DOMINGO
XVI DEL TIEMPO ORDINARIO, CICLO C 17 de julio de 2016
Cuando uno llega a descubrir el amor
que le tiene Cristo se siente en deuda
para con todos. En un primer momento Abrahán sólo reconoció en esos
visitantes a tres huéspedes humanos, a tres personas que fueron recibidos con
una magnífica hospitalidad. Nos cuenta la Palabra que «Abrahán, en cuanto los vio, corrió a su encuentro desde la puerta de su
tienda.

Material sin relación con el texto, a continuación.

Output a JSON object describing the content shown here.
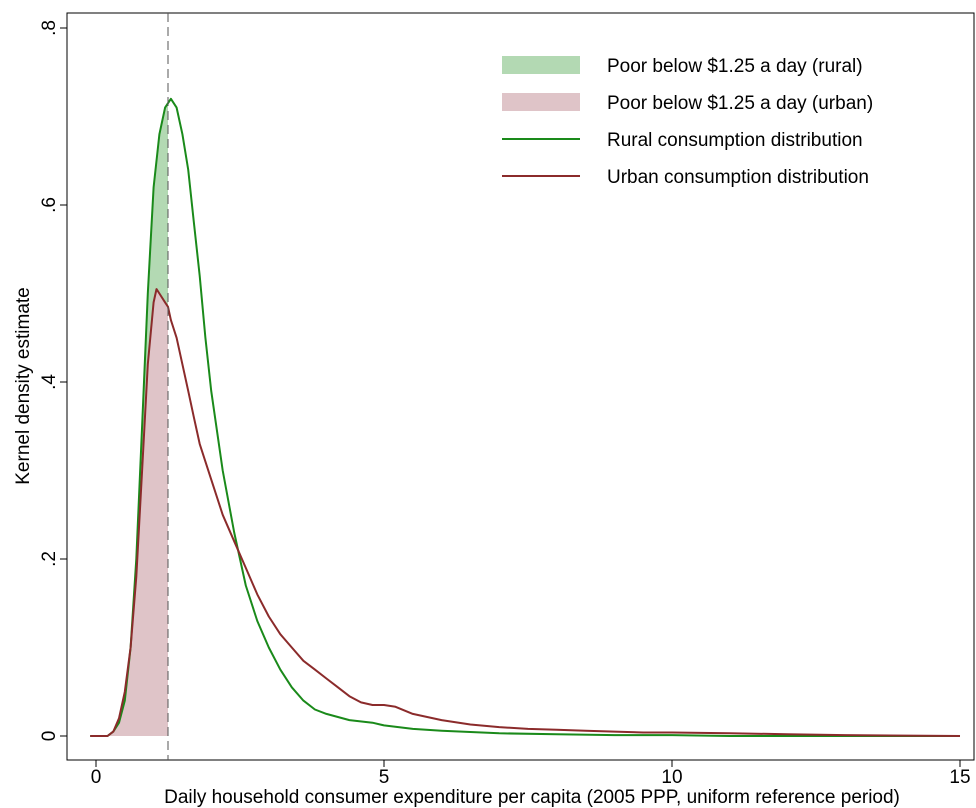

Esto es una consecuencia de
alguien que se sostiene en la Palabra de Dios. Sin embargo, todos tenemos
'daños colaterales' causados por nuestro pecado que nos demuestra que no nos
sostenemos en la Palabra de Dios. El tiempo trascurre y las rutinas nos van
'como domesticando', sin darnos cuenta nos vamos enfriando en el trato personal
y fraterno creyendo que el leño que echamos hace tiempo en la hoguera aún se
está consumiendo generando ese calor; y de ese leño sólo quedan las cenizas. Al
no sostenernos en la Palabra de Dios cumplimos con los deberes asumidos,
asistimos a lo que tenemos que asistir pero
no reina ese espíritu de lo divino en nuestras relaciones humanas. Y como
una herida mal curada se genera un callo, acostumbrándonos a la ausencia de lo
trascendente en medio de lo cotidiano. Abrahán sí se sostenía en la Palabra y
de ahí que pudiera disfrutar del carácter divino de esas tres personas que se
hospedaron en su tienda aquel día tan caluroso.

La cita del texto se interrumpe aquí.